Le Chili, premier producteur mondial de cuivre, a initialement promu l’accord, qui se concentre sur l’accès à l’information et la justice environnementale en Amérique latine et dans les Caraïbes, mais a ensuite refusé de le signer au motif qu’il pourrait générer des incertitudes juridiques.

Mais Boric, qui a remplacé la semaine dernière l’ancien président de centre-droit Sebastian Pinera, s’est engagé à adopter une position ferme sur le changement climatique et la réglementation environnementale.

“Cet accord représente une étape importante sur la voie d’une nouvelle relation entre l’Etat et ses habitants en matière d’environnement”, a déclaré Boric vendredi lors d’une cérémonie de signature.

La décision doit encore être approuvée par le Congrès.

Le Chili est le premier producteur mondial de cuivre [File: Ivan Alvarado/Reuters]

L’accord d’Escazu, signé en 2018 par de nombreux pays de la région, dont l’Argentine, le Mexique et le Brésil, est entré en vigueur en avril de l’année dernière.

L’accord vise à contribuer « à la protection du droit de chaque personne, des générations présentes et futures, à vivre dans un environnement sain et au développement durable ».

Il vise également à aborder divers droits environnementaux, tels que l’accès à l’information environnementale, la participation du public aux processus décisionnels environnementaux et l’accès à la justice environnementale, y compris la création de mécanismes pour protéger les défenseurs de l’environnement.

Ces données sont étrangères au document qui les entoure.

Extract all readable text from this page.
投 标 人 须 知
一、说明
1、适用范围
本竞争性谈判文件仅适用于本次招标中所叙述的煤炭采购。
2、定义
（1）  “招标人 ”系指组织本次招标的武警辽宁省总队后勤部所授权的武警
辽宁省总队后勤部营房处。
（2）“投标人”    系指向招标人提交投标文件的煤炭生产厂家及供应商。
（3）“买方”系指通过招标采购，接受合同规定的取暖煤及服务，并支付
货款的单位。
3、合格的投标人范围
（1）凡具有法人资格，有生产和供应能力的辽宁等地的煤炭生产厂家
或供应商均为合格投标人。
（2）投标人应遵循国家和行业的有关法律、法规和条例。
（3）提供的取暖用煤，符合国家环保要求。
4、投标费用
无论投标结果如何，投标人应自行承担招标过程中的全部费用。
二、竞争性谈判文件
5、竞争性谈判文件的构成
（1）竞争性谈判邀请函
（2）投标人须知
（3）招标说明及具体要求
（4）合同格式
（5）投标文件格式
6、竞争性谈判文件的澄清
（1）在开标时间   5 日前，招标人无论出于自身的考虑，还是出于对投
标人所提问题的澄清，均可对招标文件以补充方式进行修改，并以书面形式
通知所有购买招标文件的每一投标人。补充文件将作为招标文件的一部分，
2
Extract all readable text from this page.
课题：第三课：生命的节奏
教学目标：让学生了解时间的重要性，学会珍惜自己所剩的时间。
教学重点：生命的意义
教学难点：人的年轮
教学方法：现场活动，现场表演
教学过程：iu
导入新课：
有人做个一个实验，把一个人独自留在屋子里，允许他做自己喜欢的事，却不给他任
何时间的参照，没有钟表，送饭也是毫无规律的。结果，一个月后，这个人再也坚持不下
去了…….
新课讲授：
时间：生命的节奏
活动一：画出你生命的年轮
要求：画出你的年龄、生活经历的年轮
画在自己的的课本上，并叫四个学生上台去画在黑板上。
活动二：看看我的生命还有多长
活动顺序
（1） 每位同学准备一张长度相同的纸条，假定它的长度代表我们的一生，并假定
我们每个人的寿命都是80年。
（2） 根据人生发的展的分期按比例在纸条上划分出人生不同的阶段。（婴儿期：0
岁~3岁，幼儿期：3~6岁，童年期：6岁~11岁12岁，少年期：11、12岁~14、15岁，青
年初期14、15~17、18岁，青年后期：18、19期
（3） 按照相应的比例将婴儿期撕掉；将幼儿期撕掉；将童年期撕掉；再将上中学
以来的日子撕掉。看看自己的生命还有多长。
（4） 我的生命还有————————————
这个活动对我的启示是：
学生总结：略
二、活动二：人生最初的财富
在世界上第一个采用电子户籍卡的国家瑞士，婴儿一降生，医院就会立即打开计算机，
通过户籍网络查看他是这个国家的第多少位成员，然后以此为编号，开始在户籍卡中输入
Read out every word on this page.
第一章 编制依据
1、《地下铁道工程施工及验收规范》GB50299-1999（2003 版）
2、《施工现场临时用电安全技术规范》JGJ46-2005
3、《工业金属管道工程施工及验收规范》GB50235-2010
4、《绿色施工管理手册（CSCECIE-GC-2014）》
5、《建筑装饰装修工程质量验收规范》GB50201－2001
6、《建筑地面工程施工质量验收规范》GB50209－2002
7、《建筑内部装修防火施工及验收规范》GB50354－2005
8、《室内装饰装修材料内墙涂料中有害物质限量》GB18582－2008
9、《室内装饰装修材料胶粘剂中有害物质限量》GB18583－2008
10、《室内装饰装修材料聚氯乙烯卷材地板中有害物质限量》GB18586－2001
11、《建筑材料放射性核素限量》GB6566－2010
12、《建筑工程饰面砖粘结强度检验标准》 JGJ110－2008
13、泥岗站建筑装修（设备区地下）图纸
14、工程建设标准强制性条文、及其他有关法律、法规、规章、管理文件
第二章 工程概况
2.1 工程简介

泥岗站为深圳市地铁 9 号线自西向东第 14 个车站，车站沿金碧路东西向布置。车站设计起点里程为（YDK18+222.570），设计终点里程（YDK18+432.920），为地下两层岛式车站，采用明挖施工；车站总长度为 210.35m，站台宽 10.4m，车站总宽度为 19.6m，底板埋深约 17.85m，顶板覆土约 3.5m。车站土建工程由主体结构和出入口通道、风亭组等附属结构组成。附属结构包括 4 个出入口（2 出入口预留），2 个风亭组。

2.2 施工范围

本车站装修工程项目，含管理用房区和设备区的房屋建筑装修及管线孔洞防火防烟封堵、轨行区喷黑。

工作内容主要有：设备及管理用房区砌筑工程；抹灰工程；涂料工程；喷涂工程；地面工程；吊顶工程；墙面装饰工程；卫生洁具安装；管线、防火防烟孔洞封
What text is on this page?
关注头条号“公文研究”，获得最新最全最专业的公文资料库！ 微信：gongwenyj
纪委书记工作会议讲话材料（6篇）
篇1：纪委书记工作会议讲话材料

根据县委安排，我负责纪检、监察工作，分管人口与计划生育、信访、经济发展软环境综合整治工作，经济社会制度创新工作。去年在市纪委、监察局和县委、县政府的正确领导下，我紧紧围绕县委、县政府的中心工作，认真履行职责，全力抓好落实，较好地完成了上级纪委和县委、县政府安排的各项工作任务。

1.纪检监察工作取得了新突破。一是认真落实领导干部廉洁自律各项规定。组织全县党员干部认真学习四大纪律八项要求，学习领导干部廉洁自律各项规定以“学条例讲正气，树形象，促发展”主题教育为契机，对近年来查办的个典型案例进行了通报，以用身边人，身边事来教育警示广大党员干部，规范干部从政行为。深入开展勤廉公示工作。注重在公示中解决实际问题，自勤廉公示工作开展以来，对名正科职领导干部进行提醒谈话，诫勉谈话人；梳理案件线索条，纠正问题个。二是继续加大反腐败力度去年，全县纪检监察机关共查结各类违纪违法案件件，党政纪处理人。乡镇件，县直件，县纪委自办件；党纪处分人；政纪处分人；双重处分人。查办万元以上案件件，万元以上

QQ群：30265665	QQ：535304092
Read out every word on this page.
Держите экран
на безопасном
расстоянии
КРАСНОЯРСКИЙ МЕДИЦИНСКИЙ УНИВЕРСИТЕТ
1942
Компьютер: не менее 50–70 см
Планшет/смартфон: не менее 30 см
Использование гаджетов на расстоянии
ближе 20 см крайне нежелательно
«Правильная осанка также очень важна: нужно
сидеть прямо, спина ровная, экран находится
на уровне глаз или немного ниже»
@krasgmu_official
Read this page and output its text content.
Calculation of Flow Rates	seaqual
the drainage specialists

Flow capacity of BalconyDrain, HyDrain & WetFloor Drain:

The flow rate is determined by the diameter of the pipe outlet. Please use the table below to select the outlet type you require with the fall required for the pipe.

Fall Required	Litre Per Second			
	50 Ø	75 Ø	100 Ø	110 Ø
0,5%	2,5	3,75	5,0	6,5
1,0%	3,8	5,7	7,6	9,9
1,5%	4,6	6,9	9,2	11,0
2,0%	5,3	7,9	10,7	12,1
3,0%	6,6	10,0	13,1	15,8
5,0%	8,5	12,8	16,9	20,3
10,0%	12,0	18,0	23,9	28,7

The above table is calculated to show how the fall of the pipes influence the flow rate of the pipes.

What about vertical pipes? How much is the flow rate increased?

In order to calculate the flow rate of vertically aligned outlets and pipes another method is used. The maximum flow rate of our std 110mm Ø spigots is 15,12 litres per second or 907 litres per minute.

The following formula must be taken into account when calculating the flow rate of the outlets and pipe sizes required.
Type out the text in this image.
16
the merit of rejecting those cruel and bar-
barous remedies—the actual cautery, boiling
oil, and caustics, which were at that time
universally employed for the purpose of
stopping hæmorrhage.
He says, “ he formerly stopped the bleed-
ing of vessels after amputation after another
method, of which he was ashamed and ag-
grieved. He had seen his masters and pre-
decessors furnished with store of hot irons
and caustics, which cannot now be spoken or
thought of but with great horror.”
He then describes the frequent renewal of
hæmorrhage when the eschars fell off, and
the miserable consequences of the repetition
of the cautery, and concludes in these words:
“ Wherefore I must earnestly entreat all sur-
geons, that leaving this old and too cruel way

L’accès aux informations environnementales est potentiellement important dans des pays comme le Chili, où des questions ont été soulevées sur l’utilisation de l’eau par les entreprises de cuivre et de lithium et l’effet de l’exploitation minière sur les glaciers, entre autres problèmes.

Vingt-quatre pays de la région ont signé le traité et 12 l’ont ratifié.

« Nous sommes confrontés à la pire crise écologique de l’histoire et nous devons y faire face ensemble. Nous ne réussirons pas seuls », a déclaré la ministre chilienne de l’Environnement, Maisa Rojas, qui est climatologue.

“Le premier et le seul traitement environnemental en Amérique latine et dans les Caraïbes apparaît comme un puissant outil de changement auquel nous aspirons depuis longtemps”, a-t-elle déclaré.

Le président chilien Gabriel Boric
Boric, le plus jeune président du Chili, a prêté serment le 11 mars [File: Ivan Alvarado/Reuters]

Boric, un ancien militant étudiant de 36 ans, a prêté serment le 11 mars. Le plus jeune président du pays, il a été élu sur la promesse de lutter contre les inégalités profondément enracinées au Chili et d’améliorer l’accès aux soins de santé, à les retraites.

“Activistes écologistes, vous nous avez appris à persévérer et nous sommes là pour vous”, a déclaré Boric. tweeté le vendredi. “Tout comme aujourd’hui nous avons avancé en signant Escazu, demain nous continuerons pour des retraites décentes, une santé de qualité et l’éradication de la violence sexiste dans les établissements d’enseignement.”

Boric a également déclaré que d’ici le prochain sommet sur le climat COP27, qui se tiendra en Égypte plus tard cette année, le Chili sera “entièrement Escazu”.

“Je suis clair que c’est un rêve de longue date”, a-t-il déclaré lors de la cérémonie de signature. “Aujourd’hui, nous signons et remplissons cet engagement.”